Engine.load_dynamic()
e = Engine.Engine('dynamic')
e.ctrl_cmd_string('SO_PATH', PKCS11_ENGINE_PATH)
e.ctrl_cmd_string('LIST_ADD', '1')
e.ctrl_cmd_string('LOAD', None)
e.ctrl_cmd_string('MODULE_PATH', PKCS11_LIBRARY_PATH)
a = Engine.Engine('pkcs11')
a.init()
# Hex-encoded key id should be provided to that function
k = a.load_private_key(hexlify(keyid), pin=user_pin)
req = X509.Request()
subject_name = PKCS10_DN_PREFIX + (('UID', MBSTRING_ASC, uid, -1, -1, 0),)
if cn:
subject_name = subject_name + (('CN', MBSTRING_ASC, cn, -1, -1, -1),)
name = X509.X509_Name()
for entry in subject_name:
name.add_entry_by_txt(*entry)
req.set_subject(name)
req.set_pubkey(k)
req.sign(k, 'sha1')
reqpem = req.as_pem()
Engine.cleanup()
return reqpem
Here is the code that writes certificate to security token:
def write_certificate(self, cert_pem, so_pin):
"""Write certificate to token
@param cert_pem: certificate in pem format
@type cert_pem: str
@param so_pin: PIN code of security officer
@type so_pin: str
"""
cert = X509.load_cert_string(cert_pem)
if cert.check_ca(): # What label to use?
label = TOKEN_CA_CERT_LABEL
else:
label = TOKEN_USER_CERT_LABEL
tCert = (
(PyKCS11.LowLevel.CKA_CLASS, PyKCS11.LowLevel.CKO_CERTIFICATE),
(PyKCS11.LowLevel.CKA_CERTIFICATE_TYPE, PyKCS11.LowLevel.CKC_X_509),
(PyKCS11.LowLevel.CKA_TOKEN, True),
(PyKCS11.LowLevel.CKA_PRIVATE, False),
(PyKCS11.LowLevel.CKA_LABEL, label),
(PyKCS11.LowLevel.CKA_ID, make_key_id(cert.get_pubkey())),
(PyKCS11.LowLevel.CKA_SUBJECT, cert.get_subject().as_der()),
(PyKCS11.LowLevel.CKA_ISSUER, cert.get_issuer().as_der()),
(PyKCS11.LowLevel.CKA_SERIAL_NUMBER, cert.get_serial_number()),
(PyKCS11.LowLevel.CKA_VALUE, cert.as_der()))
s = self.lib.openSession(self.slot, PyKCS11.CKF_RW_SESSION)
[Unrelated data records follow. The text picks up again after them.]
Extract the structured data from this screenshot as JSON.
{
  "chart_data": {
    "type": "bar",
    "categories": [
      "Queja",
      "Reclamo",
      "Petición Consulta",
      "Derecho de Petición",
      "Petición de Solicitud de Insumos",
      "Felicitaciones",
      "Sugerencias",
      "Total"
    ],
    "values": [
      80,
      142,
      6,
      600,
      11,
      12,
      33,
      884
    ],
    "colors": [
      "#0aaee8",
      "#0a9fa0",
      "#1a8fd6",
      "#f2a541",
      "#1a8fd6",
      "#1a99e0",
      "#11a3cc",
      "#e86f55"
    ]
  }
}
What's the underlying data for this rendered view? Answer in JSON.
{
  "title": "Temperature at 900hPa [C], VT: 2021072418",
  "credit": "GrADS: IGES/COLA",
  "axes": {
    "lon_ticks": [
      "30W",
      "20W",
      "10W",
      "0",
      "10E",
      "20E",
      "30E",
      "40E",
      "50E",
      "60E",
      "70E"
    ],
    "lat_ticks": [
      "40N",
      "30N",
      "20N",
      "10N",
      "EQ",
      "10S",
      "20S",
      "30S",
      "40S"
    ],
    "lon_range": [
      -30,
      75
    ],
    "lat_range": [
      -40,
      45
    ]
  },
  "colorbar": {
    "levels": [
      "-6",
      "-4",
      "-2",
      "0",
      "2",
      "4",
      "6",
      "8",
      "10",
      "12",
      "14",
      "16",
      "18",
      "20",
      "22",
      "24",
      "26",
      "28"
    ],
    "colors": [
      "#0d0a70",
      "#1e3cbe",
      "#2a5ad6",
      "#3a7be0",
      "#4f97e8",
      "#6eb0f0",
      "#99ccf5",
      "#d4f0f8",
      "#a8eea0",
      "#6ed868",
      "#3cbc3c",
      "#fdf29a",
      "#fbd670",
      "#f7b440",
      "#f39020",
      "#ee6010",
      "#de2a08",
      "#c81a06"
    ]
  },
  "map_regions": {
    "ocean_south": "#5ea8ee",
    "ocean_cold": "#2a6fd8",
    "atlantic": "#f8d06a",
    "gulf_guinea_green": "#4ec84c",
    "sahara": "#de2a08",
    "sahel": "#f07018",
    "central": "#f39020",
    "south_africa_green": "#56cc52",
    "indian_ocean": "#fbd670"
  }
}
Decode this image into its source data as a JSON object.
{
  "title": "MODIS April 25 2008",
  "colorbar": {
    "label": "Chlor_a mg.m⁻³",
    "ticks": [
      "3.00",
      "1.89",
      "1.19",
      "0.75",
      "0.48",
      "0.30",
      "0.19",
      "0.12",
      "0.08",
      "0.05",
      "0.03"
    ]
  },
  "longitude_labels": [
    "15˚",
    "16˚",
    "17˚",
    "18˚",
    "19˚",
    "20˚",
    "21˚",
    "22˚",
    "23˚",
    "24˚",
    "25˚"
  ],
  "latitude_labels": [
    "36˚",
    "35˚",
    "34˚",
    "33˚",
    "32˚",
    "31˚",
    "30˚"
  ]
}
s.login(so_pin, PyKCS11.LowLevel.CKU_SO)
s.createObject(tCert)
s.logout()
s.closeSession()
The problem is that after request generation i get CKR_USER_ANOTHER_ALREADY_LOGGED_IN error. I looked into engine_pkcs11 source code and in engine_pkcs11.c (https://github.com/OpenSC/engine_pkcs11/blob/master/src/engine_pkcs11.c) file there is a function called static EVP_PKEY *pkcs11_load_key
. It's quite long so here is a part of it:
/* Now login in with the (possibly NULL) pin */
if (PKCS11_login(slot, 0, pin)) {
/* Login failed, so free the PIN if present */
if (pin != NULL) {
OPENSSL_cleanse(pin, pin_length);
free(pin);
pin = NULL;
pin_length = 0;
}
fail("Login failed\n");
}
So, as i understand login is performed when key is used (PKCS#10 request generation requires key). If login is performed then i believe corresponding logout should be performed also, but i couldn't find. Here is source of ENGINE_finish() function:
int pkcs11_finish(ENGINE * engine)
{
if (ctx) {
PKCS11_CTX_unload(ctx);
PKCS11_CTX_free(ctx);
ctx = NULL;
}
if (pin != NULL) {
OPENSSL_cleanse(pin, pin_length);
free(pin);
pin = NULL;
pin_length = 0;
}
return 1;
}
Is it possible to somehow (maybe implicitly) make logout from security token on step 2)?